A random algorithm is very simple in theory , it is stochastic .A best solution is selected when the algorithm has been implemated as well as the possibility of many other solutions exist , the solution is uncertainly produced .That is to say ,finding a solution is easy ,but the solution is good or bad ?we don’t know ,maybe it’s the best , maybe it’s the worst .

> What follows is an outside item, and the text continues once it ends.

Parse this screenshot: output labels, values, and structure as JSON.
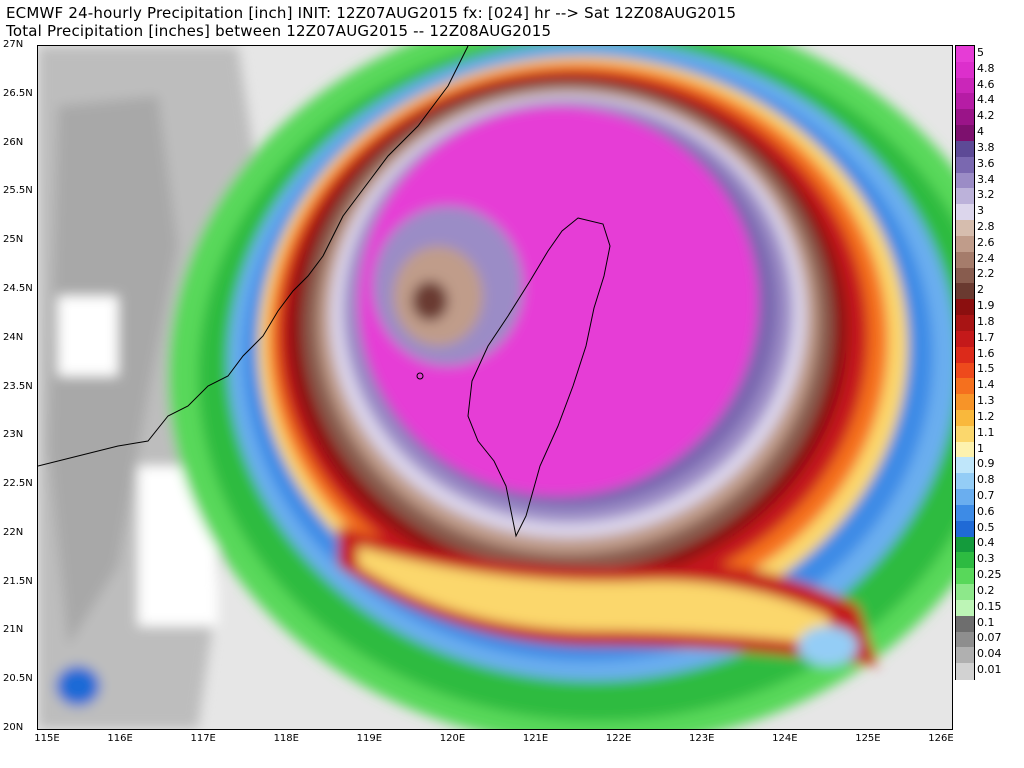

double random(Problem *Pb)
{
int *path;
int counter=0;
int j;
int i=1;
int k=0;
double sum=0;
double d;
int current=1;//--------current variable for city number;
//int t=1;
path=calloc(Pb->dimension,sizeof(int));
path[0]=1;
for(i;i<Pb->dimension;i++)
{
srand((unsigned)time(NULL));//initialize the seed
do
{
j=1+rand()%(Pb->dimension-1);// 1.....Pb->dimension-1
}while(Pb->cityindex[j]==-1);
printf("j is %d:/n",j);
d=distance(Pb,current,Pb->cityindex[j]);
sum=sum+d;
path[counter+1]=Pb->cityindex[j];
current=Pb->cityindex[j];
Pb->cityindex[j]=-1;
counter++;
}
sum=sum+distance(Pb,current,Pb->cityindex[0]);//to the start city
printf("the tour in random is:");
for( k=0;k<Pb->dimension;k++)
{
printf("-> %d",path[k]);
}
printf("/n the distance for random is: %f",sum);
return sum;
}